A lot of this is based on the fact that until the 1830s, there were only two universities in England – Oxford and Cambridge. So if you wanted a university education, you had to go to these remote (to many) destinations – which developed a complex system of colleges and tutors to house and look after the undergraduates.
But through the second half of the 19th century, a great expansion of higher education made the university experience much more accessible. University College and King’s College in London were geared to students remaining at home while they studied. And through the system of external examinations, people from across the country – and around the world – were able to sit degree examinations set and validated by the University of London.
By the end of the century, the industrial and commercial cities, such as Manchester and Liverpool, pioneered a new type of civic institution that was more connected to their home towns. Local students gained access to a university experience that would benefit both themselves, and their local economy, society and culture.
A real education?
But taking Oxbridge as the model, some argued that studying for a degree should be more than just a nine-to-five existence. Concerns were raised for those students studying in their home town or city about whether the family home could provide a suitable cultural background for an undergraduate.
And so from the 1930s, there was a push to provide residential accommodation at the provincial universities – offering something more like a “proper” Oxbridge-style experience. This led to more students beginning to by-pass their nearest institution – especially after the Second World War, which broadened most people’s horizons.
The new universities of the 1960s – such as Sussex, York and Lancaster – were intended to be primarily residential, forming model academic communities of students from around the country. And the pattern of going away to university became the norm. Universities, however, were not the only form of higher education, and polytechnics and other colleges of higher education maintained a more local student base.
Today, there is little real need to go away for a university education. Developing high-level skills and intellectual independence through serious study and reflection does not depend on where you live.
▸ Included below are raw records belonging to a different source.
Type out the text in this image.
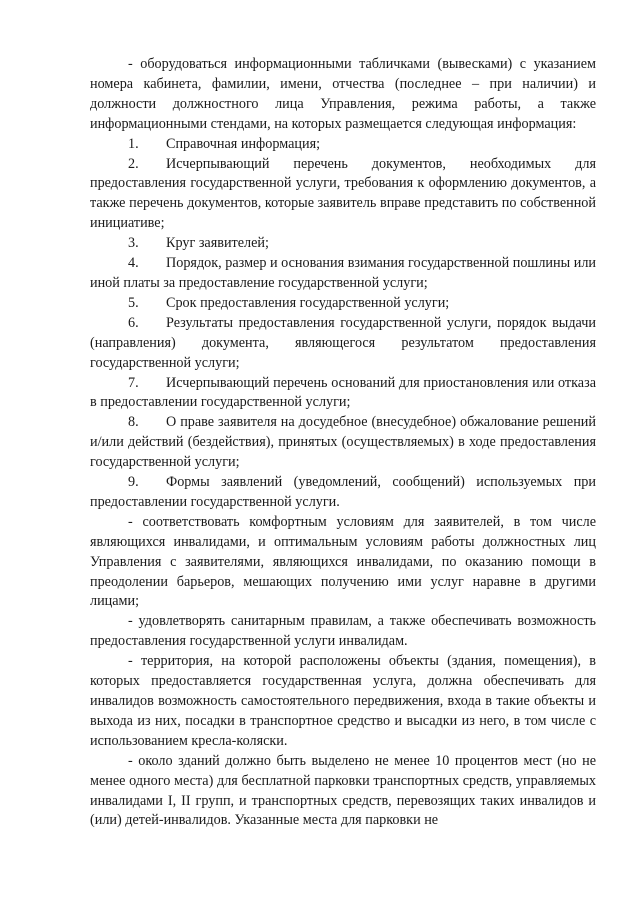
- оборудоваться информационными табличками (вывесками) с указанием номера кабинета, фамилии, имени, отчества (последнее – при наличии) и должности должностного лица Управления, режима работы, а также информационными стендами, на которых размещается следующая информация:

1. Справочная информация;

2. Исчерпывающий перечень документов, необходимых для предоставления государственной услуги, требования к оформлению документов, а также перечень документов, которые заявитель вправе представить по собственной инициативе;

3. Круг заявителей;

4. Порядок, размер и основания взимания государственной пошлины или иной платы за предоставление государственной услуги;

5. Срок предоставления государственной услуги;

6. Результаты предоставления государственной услуги, порядок выдачи (направления) документа, являющегося результатом предоставления государственной услуги;

7. Исчерпывающий перечень оснований для приостановления или отказа в предоставлении государственной услуги;

8. О праве заявителя на досудебное (внесудебное) обжалование решений и/или действий (бездействия), принятых (осуществляемых) в ходе предоставления государственной услуги;

9. Формы заявлений (уведомлений, сообщений) используемых при предоставлении государственной услуги.

- соответствовать комфортным условиям для заявителей, в том числе являющихся инвалидами, и оптимальным условиям работы должностных лиц Управления с заявителями, являющихся инвалидами, по оказанию помощи в преодолении барьеров, мешающих получению ими услуг наравне в другими лицами;

- удовлетворять санитарным правилам, а также обеспечивать возможность предоставления государственной услуги инвалидам.

- территория, на которой расположены объекты (здания, помещения), в которых предоставляется государственная услуга, должна обеспечивать для инвалидов возможность самостоятельного передвижения, входа в такие объекты и выхода из них, посадки в транспортное средство и высадки из него, в том числе с использованием кресла-коляски.

- около зданий должно быть выделено не менее 10 процентов мест (но не менее одного места) для бесплатной парковки транспортных средств, управляемых инвалидами I, II групп, и транспортных средств, перевозящих таких инвалидов и (или) детей-инвалидов. Указанные места для парковки не
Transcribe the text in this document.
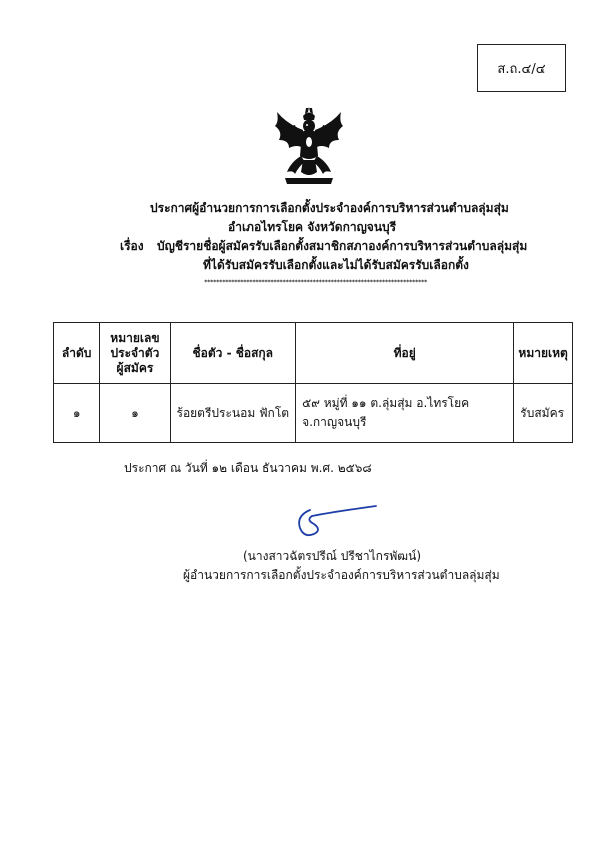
ส.ถ.๔/๔
ประกาศผู้อำนวยการการเลือกตั้งประจำองค์การบริหารส่วนตำบลลุ่มสุ่ม
อำเภอไทรโยค จังหวัดกาญจนบุรี
เรื่อง บัญชีรายชื่อผู้สมัครรับเลือกตั้งสมาชิกสภาองค์การบริหารส่วนตำบลลุ่มสุ่ม
ที่ได้รับสมัครรับเลือกตั้งและไม่ได้รับสมัครรับเลือกตั้ง
**************************************************************************
ลำดับ	หมายเลข
ประจำตัว
ผู้สมัคร	ชื่อตัว - ชื่อสกุล	ที่อยู่	หมายเหตุ
๑	๑	ร้อยตรีประนอม ฟักโต	๕๙ หมู่ที่ ๑๑ ต.ลุ่มสุ่ม อ.ไทรโยค จ.กาญจนบุรี	รับสมัคร
ประกาศ ณ วันที่ ๑๒ เดือน ธันวาคม พ.ศ. ๒๕๖๘
(นางสาวฉัตรปรีณ์ ปรีชาไกรพัฒน์)
ผู้อำนวยการการเลือกตั้งประจำองค์การบริหารส่วนตำบลลุ่มสุ่ม
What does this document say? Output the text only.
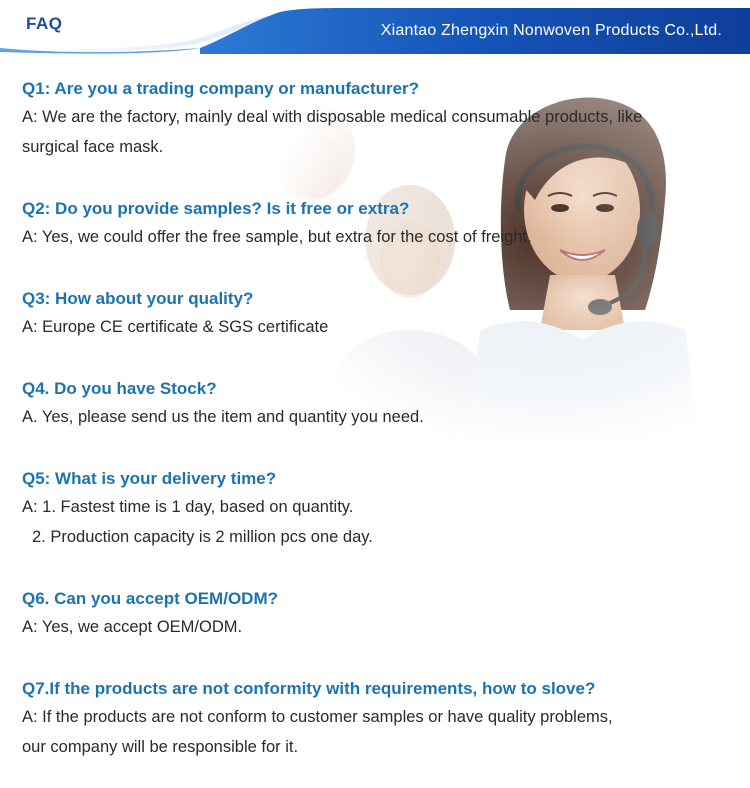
FAQ	Xiantao Zhengxin Nonwoven Products Co.,Ltd.
Q1: Are you a trading company or manufacturer?
A: We are the factory, mainly deal with disposable medical consumable products, like
surgical face mask.
Q2: Do you provide samples? Is it free or extra?
A: Yes, we could offer the free sample, but extra for the cost of freight.
Q3: How about your quality?
A: Europe CE certificate & SGS certificate
Q4. Do you have Stock?
A. Yes, please send us the item and quantity you need.
Q5: What is your delivery time?
A: 1. Fastest time is 1 day, based on quantity.
2. Production capacity is 2 million pcs one day.
Q6. Can you accept OEM/ODM?
A: Yes, we accept OEM/ODM.
Q7.If the products are not conformity with requirements, how to slove?
A: If the products are not conform to customer samples or have quality problems,
our company will be responsible for it.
And while leaving home to live independently can help young people learn to take care of themselves and grow in self-confidence, these are not skills that are acquired simply by going away to university.
A stay-at-home mum juggling family, caring and work responsibilities, while also studying, is likely to be much more resourceful than a feckless youth whose passage through university into privileged internship and career is eased through family wealth and connections.
In the 21st century, the emergence of mass higher education and the financial pressures placed on students, have created a much more mixed pattern. Former polytechnics continue to recruit significantly from their regional areas, while also attracting students from further afield, including overseas.
But older universities are also coming to recognise that notable numbers of students are choosing to stay at home. The reasons students choose to stay at home are varied, but it often comes down to the fact that living at home can be much cheaper, and more comfortable for new students.
Part-time work and family support networks are also very valuable, especially for more mature students. And social and cultural changes increasingly allow youngsters to enjoy the freedoms of student life – even while living with their parents.